By Jonathan Bradwell
Yet again, AFI have pressed their boundaries beyond all inevitability on their latest release “Crash Love”. Over the their years of intense work, recording and releasing numerous albums, AFI have stimulated the needs of many different fans with many unlike musical tastes, progressing through numerousgenres as they go.
They have touched on Pop Punk, Post Hardcore and also a blend of Screamo and general every day Hard Rock. But “Crash Love”, released with a bonus CD of sensitive B-sides, could be described as a new breed of Rock album, where the ballads never sound out of place next to the keen and more acute hasty tracks.
The first thing we notice is the vocals have changed dramatically. Slightly mirroring the old style AFI, Davey Havok resorts to his clean and charming vocals: scrapping all notions of a scream here and there, to prevent taking the smoothness of the cute edges of this album.
The album contains a number of songs that have the contemplation, love and passion to fetch a tear to the eye. Tracks such as “End Transmission” and the album finale “It Was Mine” are prevailing, perceptive and beautiful all the same, making the hooks and melodies even more addictive than the critically acclaimed “DecemberUnderground”. These songs mirror the past of AFI in terms of when “Leaving Song” was released, making them instant hits with even those just slightly au fait with AFI’s sound.
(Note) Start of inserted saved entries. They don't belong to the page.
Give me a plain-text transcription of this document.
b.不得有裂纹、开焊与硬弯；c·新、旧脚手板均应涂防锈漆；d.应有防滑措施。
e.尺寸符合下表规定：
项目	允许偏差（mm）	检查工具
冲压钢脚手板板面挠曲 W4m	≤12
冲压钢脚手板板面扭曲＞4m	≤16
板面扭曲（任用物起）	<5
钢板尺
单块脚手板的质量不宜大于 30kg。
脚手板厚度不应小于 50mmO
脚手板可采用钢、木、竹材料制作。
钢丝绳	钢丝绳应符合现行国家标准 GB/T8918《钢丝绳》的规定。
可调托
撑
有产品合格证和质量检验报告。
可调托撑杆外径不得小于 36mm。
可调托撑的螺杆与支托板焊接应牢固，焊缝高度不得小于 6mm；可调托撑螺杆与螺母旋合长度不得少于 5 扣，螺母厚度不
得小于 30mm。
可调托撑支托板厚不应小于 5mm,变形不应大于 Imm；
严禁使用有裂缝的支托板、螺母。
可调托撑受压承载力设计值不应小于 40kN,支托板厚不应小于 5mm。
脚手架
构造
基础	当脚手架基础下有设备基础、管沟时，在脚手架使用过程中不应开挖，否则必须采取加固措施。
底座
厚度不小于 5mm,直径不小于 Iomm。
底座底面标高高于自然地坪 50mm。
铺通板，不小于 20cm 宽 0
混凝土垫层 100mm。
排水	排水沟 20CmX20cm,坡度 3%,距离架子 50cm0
It appears AFI have focused significantly on the connotations of their songs in the lyrics, and coordinated them with trouble-free but adorable music. The swift and forceful single “Medicate” has a breath-taking and not in the minor bit disappointing intellect too it, showing that not all singles are just songs that are bound to be the most mercantile. With edgy sounds of “Cold hands”, “Medicate” is definitely not the strongest track.
AFI deserve more appreciation than they are waged, a detail palpable after mid track “Darling I Want To Destroy You”. The opening line of the chorus hollows: “I must confess I am overdressed for you, not impressed, Darling I want to destroy you”, which delivers a kind of contemporary, shadowy and sincere feel to the subject of ‘love’. With the bass and guitar working tightly together, these songs produce that must hear sound for all rock fans.
In a moment of financial downturn and political ambiguity, it is energizing to see a band hang about on the personnel level, and not get drawn into the current day cliché of being overtly anti-establishment. Countless immense albums are released every year that make us reassess the world around us, but an album on emotional self realization, of this high standard, seems to be becoming progressively more hard to come by.
This brilliantly titled release his hard to criticize. They manage to write ballads that still keep a good firm edge on where they began. With not one song that you are inclined to skip, it runs smoothly throughout. For those who have a passion for clever fret board work and tight instrumental ingredients, this is definitely an album for you. AFI have returned, bigger, better, and as full of unrefined emotion as before.